L’Union européenne a tenté de faire des agrocarburants un levier dans sa lutte contre le dérèglement climatique. Au-delà de sa définition, qui a été débattue (mais enfin fixée), les agrocarburants possèdent certaines limites intrinsèques à son utilisation, à sa consommation et à sa production.
Définitions des agrocarburants
Les agrocarburants, appelés également » biocarburants » ou » biofuel » sont des combustibles liquides d’origine agricole qui sont obtenus à partir de matières organiques végétales ou animales. Ils sont composés de trois générations : la première génération, en concurrence directe avec l’agriculture, permet de créer du bioéthanol et du biodiesel dépendant de la culture cultivée. La seconde génération est quant à elle, issue des déchets agricoles, des feuilles, mises au point pour exploiter les matières cellulosiques. Enfin la dernière génération est issue de microalgues grasses[1].

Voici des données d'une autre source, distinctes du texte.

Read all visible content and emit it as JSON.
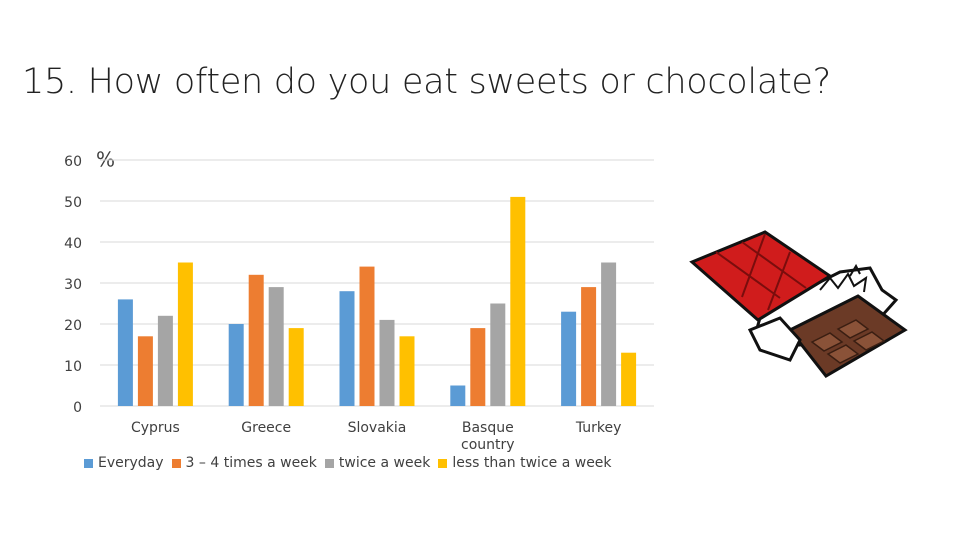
{
  "chart_data": {
    "type": "bar",
    "title": "15. How often do you eat sweets or chocolate?",
    "y_label": "%",
    "categories": [
      "Cyprus",
      "Greece",
      "Slovakia",
      "Basque country",
      "Turkey"
    ],
    "series": [
      {
        "name": "Everyday",
        "color": "#5b9bd5",
        "values": [
          26,
          20,
          28,
          5,
          23
        ]
      },
      {
        "name": "3 – 4 times a week",
        "color": "#ed7d31",
        "values": [
          17,
          32,
          34,
          19,
          29
        ]
      },
      {
        "name": "twice a week",
        "color": "#a5a5a5",
        "values": [
          22,
          29,
          21,
          25,
          35
        ]
      },
      {
        "name": "less than twice a week",
        "color": "#ffc000",
        "values": [
          35,
          19,
          17,
          51,
          13
        ]
      }
    ],
    "ylim": [
      0,
      60
    ],
    "yticks": [
      0,
      10,
      20,
      30,
      40,
      50,
      60
    ],
    "grid": true
  }
}
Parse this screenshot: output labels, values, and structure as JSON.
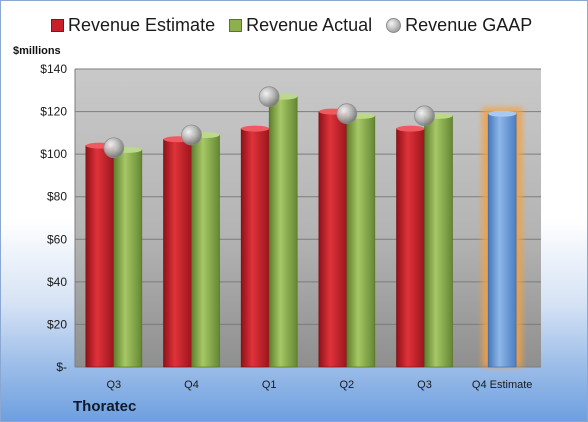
{
  "legend": {
    "estimate": "Revenue Estimate",
    "actual": "Revenue Actual",
    "gaap": "Revenue GAAP"
  },
  "unit_label": "$millions",
  "company": "Thoratec",
  "colors": {
    "estimate": "#c8202a",
    "actual": "#8cb04a",
    "gaap": "#b8b8b8",
    "forecast": "#6f9fd8",
    "forecast_glow": "#f4a040"
  },
  "chart_data": {
    "type": "bar",
    "title": "",
    "xlabel": "",
    "ylabel": "$millions",
    "ylim": [
      0,
      140
    ],
    "yticks": [
      0,
      20,
      40,
      60,
      80,
      100,
      120,
      140
    ],
    "ytick_labels": [
      "$-",
      "$20",
      "$40",
      "$60",
      "$80",
      "$100",
      "$120",
      "$140"
    ],
    "grid": true,
    "legend_position": "top",
    "categories": [
      "Q3",
      "Q4",
      "Q1",
      "Q2",
      "Q3",
      "Q4 Estimate"
    ],
    "series": [
      {
        "name": "Revenue Estimate",
        "type": "bar",
        "values": [
          104,
          107,
          112,
          120,
          112,
          null
        ]
      },
      {
        "name": "Revenue Actual",
        "type": "bar",
        "values": [
          102,
          109,
          127,
          118,
          118,
          119
        ]
      },
      {
        "name": "Revenue GAAP",
        "type": "scatter",
        "values": [
          103,
          109,
          127,
          119,
          118,
          null
        ]
      }
    ]
  }
}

Situation juridique de l’agrocarburant
La RED II, pour le moment, organise les critères de durabilité, notamment pour les agrocarburants. Elle permet donc 50% à 65% de réduction de gaz à effet de serre par rapport aux énergies fossiles et en fonction des installations. Il faut également que les produits agricoles ne proviennent pas de zones à haute biodiversité. Pour le moment, les agrocarburants sont limités à 7% dans la consommation énergétique au niveau des transports et ce, au niveau de chaque Etat membre de l’Union européenne. Cette consommation des agrocarburants atteindrait 3,8% dans la consommation énergétique.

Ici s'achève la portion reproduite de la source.